Sterling could fall to $1.10 if concerns over ‘Hard Brexit’ intensify says UBS

26th October 2016

The pound has already fallen to a 30-year low but may continue to fall, according to analysis by UBS Wealth Management. The wealth manager is forecasting that sterling could improve against the dollar over the next 12 months to $1.36, as the economy recovers from the initial shock of Brexit uncertainty later next year. However, if concerns over the future of the UK’s trade relationships continue to dominate, it predicts that GBPUSD could temporarily fall to the 1.10-1.20 range.

Geoffrey Yu, Head of the UK Investment Office at UBS Wealth Management, says: “We expect the UK economy to bear the brunt of Brexit uncertainty in the coming months, levelling out as we move further into next year. Though the pound should recover accordingly, we cannot underestimate the central role that politics has played in sterling’s fate up until now.
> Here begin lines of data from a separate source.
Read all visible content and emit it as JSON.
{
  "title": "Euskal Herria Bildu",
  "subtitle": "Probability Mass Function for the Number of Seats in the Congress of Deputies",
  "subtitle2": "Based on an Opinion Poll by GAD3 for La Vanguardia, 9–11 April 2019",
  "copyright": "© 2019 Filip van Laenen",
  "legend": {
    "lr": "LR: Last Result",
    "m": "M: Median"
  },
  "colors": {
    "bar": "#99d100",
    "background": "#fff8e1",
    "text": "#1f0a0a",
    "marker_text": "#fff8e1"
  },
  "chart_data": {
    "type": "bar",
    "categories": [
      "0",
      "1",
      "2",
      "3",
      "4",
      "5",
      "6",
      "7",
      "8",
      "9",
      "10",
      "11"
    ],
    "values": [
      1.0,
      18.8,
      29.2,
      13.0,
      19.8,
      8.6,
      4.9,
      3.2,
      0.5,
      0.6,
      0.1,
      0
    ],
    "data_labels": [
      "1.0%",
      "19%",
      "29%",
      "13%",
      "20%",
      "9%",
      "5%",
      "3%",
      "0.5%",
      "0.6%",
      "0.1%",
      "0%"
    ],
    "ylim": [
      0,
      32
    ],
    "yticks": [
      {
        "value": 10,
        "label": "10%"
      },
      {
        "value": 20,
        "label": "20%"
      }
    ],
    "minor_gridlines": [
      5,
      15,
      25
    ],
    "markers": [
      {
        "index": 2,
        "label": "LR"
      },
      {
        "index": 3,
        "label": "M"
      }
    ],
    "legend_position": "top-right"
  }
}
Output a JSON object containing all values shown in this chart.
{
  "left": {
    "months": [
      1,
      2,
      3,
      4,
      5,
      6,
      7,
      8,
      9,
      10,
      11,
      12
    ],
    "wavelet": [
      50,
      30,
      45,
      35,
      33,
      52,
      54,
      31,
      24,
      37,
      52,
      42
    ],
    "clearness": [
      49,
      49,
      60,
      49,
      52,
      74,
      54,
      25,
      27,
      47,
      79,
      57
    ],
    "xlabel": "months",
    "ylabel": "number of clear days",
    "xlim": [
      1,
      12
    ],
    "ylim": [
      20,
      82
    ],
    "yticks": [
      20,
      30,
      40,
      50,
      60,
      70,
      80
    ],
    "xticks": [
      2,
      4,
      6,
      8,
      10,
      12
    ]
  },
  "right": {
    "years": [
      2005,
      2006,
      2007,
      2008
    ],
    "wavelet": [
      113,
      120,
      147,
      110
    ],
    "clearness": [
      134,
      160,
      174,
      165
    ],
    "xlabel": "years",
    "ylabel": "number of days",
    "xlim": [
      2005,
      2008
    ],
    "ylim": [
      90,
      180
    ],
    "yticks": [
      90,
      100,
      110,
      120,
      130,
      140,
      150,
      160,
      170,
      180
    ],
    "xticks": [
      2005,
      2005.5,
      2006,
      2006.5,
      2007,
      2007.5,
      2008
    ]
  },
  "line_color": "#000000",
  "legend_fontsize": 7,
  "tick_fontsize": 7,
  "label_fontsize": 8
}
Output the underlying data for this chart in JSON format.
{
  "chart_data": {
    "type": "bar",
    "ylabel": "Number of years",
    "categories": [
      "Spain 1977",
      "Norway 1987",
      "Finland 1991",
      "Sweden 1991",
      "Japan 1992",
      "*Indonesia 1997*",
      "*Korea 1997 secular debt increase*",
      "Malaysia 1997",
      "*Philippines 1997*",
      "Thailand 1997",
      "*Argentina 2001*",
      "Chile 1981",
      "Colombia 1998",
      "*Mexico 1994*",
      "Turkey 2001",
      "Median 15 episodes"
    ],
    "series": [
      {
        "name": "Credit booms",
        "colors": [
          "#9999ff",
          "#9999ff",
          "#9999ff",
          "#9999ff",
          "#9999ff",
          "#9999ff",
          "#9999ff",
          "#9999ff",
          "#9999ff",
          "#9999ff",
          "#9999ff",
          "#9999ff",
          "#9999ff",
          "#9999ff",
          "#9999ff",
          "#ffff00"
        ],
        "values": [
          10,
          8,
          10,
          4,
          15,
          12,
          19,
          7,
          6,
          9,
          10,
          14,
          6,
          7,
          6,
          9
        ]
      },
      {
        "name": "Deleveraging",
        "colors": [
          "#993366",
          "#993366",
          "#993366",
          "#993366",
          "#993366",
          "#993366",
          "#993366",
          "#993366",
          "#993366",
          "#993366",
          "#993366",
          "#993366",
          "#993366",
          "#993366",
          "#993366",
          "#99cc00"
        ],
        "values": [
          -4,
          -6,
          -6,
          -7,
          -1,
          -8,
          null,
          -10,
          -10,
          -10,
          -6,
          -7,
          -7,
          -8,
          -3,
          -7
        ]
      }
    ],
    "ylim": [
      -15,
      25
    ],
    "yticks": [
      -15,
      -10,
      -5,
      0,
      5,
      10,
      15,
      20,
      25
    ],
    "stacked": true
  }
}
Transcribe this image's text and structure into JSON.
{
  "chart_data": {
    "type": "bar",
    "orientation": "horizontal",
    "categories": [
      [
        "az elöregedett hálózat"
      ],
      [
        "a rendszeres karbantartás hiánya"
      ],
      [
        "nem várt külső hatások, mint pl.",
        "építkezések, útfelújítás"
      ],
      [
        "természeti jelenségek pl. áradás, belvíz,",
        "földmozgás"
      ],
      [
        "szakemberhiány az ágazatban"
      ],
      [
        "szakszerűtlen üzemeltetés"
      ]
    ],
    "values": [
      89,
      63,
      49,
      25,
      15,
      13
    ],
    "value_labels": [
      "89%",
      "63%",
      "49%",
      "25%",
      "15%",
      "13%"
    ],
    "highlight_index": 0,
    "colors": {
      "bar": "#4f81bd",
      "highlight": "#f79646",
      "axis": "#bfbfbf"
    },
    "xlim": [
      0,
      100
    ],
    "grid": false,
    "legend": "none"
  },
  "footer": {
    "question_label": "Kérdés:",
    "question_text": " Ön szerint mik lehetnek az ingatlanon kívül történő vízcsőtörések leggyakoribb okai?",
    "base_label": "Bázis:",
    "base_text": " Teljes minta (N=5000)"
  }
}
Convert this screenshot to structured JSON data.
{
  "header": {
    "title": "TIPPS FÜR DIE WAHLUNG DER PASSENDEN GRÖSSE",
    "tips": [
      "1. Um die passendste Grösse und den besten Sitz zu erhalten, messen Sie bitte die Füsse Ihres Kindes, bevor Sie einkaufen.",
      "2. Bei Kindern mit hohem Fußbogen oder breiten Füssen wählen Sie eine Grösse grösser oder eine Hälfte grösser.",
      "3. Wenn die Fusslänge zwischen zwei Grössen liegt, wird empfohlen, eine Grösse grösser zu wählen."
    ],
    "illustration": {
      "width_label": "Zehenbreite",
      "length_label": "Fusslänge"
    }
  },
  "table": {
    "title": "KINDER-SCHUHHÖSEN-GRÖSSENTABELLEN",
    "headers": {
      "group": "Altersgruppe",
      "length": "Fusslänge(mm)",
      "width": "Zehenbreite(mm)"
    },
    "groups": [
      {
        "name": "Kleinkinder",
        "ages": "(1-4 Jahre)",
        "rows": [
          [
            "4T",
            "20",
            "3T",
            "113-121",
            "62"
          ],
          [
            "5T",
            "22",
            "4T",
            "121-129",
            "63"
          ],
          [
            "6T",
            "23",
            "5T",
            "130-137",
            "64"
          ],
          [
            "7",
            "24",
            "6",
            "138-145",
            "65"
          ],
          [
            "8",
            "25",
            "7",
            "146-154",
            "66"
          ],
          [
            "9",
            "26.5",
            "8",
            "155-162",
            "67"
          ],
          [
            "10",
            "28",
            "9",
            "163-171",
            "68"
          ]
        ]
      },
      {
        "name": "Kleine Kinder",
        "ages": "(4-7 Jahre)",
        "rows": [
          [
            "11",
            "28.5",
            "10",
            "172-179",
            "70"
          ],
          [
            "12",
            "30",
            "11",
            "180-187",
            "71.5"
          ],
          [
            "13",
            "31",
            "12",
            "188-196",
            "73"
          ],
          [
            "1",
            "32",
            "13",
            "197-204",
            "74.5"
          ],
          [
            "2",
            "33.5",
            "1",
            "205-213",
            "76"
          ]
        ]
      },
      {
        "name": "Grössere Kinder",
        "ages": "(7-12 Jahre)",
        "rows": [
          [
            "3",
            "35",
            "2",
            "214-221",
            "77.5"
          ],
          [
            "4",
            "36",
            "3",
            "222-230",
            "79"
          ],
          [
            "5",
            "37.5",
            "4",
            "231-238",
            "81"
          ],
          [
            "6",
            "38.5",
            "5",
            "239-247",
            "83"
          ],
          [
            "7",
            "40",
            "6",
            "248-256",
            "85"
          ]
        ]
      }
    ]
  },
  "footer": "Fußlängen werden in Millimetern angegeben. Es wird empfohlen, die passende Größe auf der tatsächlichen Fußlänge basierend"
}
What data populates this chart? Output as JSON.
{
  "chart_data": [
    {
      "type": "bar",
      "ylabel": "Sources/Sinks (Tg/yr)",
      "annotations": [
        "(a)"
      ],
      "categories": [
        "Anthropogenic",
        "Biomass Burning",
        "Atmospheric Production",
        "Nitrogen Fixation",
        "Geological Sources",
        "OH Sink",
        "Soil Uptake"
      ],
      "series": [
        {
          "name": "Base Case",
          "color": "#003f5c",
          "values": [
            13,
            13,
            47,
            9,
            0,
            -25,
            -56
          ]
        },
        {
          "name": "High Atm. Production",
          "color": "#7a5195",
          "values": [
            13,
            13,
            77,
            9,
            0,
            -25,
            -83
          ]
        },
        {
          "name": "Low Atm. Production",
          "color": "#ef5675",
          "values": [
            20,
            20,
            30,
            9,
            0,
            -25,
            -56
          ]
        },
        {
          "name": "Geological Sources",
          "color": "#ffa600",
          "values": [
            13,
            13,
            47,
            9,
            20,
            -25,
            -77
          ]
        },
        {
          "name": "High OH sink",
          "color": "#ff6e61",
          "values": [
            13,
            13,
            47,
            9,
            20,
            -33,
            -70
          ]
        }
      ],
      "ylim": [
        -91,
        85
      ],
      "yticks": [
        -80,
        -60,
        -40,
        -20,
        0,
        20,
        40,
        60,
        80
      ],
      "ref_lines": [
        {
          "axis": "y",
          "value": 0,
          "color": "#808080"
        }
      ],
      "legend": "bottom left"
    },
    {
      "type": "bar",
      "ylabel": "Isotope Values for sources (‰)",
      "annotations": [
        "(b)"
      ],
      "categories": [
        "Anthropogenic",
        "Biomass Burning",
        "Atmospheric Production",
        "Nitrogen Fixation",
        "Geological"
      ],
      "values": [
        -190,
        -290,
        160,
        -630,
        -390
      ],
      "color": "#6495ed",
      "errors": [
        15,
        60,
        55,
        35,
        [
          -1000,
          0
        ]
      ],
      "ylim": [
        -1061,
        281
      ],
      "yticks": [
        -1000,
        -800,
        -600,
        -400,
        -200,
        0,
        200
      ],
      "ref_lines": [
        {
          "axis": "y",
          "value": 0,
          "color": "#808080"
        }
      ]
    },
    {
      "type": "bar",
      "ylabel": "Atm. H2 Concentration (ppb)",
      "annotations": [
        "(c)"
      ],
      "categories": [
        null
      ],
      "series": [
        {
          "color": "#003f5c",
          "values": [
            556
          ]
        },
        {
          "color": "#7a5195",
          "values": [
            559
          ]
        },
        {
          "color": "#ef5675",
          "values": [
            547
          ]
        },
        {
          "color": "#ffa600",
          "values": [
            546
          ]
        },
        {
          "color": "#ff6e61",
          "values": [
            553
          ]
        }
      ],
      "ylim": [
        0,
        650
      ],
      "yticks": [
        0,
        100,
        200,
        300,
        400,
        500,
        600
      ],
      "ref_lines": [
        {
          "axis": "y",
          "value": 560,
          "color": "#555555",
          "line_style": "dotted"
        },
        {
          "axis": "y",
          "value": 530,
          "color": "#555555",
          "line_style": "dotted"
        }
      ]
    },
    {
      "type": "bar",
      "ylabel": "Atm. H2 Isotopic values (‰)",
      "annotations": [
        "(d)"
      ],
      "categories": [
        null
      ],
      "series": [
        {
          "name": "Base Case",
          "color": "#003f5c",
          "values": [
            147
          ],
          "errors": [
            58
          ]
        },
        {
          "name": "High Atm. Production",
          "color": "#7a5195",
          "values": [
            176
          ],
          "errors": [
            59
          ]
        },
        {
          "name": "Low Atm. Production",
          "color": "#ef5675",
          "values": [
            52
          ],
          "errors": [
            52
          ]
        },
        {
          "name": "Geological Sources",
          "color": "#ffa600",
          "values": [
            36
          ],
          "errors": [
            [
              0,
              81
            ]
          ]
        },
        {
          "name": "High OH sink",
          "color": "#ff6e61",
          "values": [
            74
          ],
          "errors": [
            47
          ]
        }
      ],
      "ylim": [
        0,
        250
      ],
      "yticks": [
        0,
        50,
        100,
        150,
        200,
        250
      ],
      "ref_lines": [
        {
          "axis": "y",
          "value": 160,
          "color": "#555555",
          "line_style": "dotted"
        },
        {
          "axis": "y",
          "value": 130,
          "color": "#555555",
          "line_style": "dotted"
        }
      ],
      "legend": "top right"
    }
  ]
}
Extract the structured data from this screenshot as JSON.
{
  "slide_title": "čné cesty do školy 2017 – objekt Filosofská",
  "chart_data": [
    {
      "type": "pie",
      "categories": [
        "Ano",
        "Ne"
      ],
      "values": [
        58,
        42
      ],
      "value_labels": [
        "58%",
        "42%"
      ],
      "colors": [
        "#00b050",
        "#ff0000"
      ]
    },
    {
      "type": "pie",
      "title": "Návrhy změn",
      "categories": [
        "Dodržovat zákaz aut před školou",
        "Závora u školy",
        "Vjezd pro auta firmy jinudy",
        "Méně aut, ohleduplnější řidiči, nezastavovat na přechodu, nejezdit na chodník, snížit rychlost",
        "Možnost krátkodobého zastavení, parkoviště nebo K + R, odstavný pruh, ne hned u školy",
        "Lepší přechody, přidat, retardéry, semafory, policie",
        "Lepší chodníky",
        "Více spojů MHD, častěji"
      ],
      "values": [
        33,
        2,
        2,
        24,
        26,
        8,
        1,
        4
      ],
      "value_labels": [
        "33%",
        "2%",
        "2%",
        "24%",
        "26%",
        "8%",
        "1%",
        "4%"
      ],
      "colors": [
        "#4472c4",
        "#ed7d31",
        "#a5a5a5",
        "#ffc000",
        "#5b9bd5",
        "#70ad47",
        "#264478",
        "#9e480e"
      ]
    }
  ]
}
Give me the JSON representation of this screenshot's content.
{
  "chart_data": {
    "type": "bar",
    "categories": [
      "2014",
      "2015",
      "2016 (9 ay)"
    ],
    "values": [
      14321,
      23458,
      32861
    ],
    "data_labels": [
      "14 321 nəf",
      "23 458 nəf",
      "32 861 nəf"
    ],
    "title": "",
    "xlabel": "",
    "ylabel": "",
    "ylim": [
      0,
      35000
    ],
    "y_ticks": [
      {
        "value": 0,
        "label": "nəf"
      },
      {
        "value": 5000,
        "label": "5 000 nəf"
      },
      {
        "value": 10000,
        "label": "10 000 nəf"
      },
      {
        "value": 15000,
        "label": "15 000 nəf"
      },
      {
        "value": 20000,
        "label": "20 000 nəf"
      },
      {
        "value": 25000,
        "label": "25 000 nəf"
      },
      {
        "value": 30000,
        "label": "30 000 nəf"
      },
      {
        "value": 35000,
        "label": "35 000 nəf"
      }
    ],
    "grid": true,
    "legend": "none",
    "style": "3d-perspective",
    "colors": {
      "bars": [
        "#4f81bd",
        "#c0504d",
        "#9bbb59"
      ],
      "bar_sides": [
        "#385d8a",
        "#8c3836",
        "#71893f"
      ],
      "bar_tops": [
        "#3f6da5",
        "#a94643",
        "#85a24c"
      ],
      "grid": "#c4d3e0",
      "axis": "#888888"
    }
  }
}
With the terms and conditions of the UK’s future trade links still unclear it is too early to rule out further downside risks in sterling.”

UBS Wealth Management also assessed the impact that the weaker pound is having on two further economic concerns: consumer resilience and the current account deficit.

Yu adds: “The UK economy has proved to be more resilient than many anticipated following the Brexit vote, with consumer sentiment in particular holding firm. Indeed, we expect the Bank of England to bump up its forecasts for GDP growth in November. But a weaker currency leads to rising prices, and it is households who will feel the pinch if higher inflation eats into incomes.”

UBS Wealth Management believes that plugging the gap in the current account deficit will take more than currency adjustments. Yu says that it will take a couple of quarters for the economy to adapt to the lower pound and the impact on the current account deficit to be truly felt.